Some readers will find this story disturbing
She arrives for our interview in a borrowed £50,000 dress. She's a jetsetter and socialite, in London for some modelling engagements and charity events. On the surface, her life differs entirely from that of the average East African. But there is one thing Judith Heard has in common with many women in Uganda.
A survey conducted in 2016 found that 50% of Ugandan women aged between 15 and 49 had experienced physical or s*xual intimate partner violence. Heard, whose pre-marriage name was Kantengwa, has experienced both. (We discussed with Judith which name to use for this story, and decided on Kantengwa, though she uses Heard for professional purposes.)
The publication of the nude photographs - downloaded, she believes, from a stolen computer or telephone - is just the latest in a long line of abuses she has suffered at the hands of men, she says. She has been silent about them for many years because she has been "scared to be embarrassed and humiliated".
"We are judged for this, so you keep it to yourself and end up getting your mind messed up psychologically," she says. "I've decided to tell my story because I want to be a free woman. I don't want to walk for the rest of my life with this heavy stone."
Some of Kantengwa's earliest memories are of her father beating her mother, who eventually left home in fear of her life. As a result, at the age of eight, Kantengwa moved to her father's family home in Rwanda - and was raised mainly by her grandmother after her father was killed in the 1994 genocide against the Tutsi.
It was in Rwanda that she was first raped - at the age of 15, by a family member at home, on the night before her final school exams. The next day, after doing her exams, she ran away.
Kantengwa ended up in the Rwandan capital, Kigali, where she took refuge in a ghetto in the Nyamirambo district - "a very, very crazy place", as she puts it. Here she became a performer in a music group. "Whoever wanted to join would come and you would have a place to sleep, some food," she laughs, giving a rendition of her Shania Twain act.
She wasn't paid for singing but would "just survive by being nice to the people in the neighbourhood... to get some beans, some chapati." The ethos was: "If I get, we share. If you get, we share."

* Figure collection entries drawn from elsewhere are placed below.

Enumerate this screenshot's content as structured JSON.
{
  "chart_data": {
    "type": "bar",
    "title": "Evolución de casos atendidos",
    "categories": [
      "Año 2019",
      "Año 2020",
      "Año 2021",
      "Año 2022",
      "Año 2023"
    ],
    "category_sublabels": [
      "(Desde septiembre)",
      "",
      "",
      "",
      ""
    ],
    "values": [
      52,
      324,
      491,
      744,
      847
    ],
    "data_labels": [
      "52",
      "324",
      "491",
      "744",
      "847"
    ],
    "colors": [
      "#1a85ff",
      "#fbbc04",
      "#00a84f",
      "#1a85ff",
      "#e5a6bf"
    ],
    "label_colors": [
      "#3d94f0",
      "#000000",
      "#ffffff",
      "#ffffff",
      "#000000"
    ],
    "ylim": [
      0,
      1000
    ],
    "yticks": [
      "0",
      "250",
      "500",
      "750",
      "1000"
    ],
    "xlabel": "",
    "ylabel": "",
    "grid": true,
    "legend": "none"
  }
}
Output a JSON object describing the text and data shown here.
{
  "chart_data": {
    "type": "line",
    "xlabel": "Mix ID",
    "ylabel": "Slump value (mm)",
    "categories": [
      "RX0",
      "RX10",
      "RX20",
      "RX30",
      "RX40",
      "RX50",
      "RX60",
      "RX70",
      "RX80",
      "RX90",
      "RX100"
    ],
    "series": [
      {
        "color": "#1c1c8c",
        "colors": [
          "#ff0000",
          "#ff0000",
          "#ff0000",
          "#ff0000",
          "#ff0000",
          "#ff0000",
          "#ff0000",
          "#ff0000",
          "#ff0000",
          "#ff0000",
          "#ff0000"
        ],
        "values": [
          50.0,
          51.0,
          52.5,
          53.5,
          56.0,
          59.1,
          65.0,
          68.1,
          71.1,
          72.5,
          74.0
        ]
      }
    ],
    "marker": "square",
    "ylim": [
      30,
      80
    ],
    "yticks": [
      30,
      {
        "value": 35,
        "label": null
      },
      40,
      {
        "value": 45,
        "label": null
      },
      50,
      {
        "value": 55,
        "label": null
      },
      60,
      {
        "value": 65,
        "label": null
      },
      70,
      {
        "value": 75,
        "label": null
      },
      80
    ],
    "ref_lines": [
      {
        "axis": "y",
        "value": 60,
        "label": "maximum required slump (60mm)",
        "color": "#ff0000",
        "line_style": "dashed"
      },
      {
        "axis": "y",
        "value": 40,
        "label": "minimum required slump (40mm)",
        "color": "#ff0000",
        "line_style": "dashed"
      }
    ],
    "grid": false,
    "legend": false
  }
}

At 17, Kantengwa got a job as a waitress in a club frequented by the rich and famous, and became known as "the beautiful Ugandan girl who speaks English". With her earnings, she was able to get her own apartment.
Things were looking up. So when a woman approached her in the club one night offering her a better life, she felt fate was on her side. She arranged to meet the woman to travel with her to Goma, in the Democratic Republic of Congo (DRC) where, she was told, she "might meet somebody nice… who can take care of you".
The chance of security was too much to turn down. "I was a little girl and just wanted to find a better life for myself, and find money, and one day go and look for my family," she says.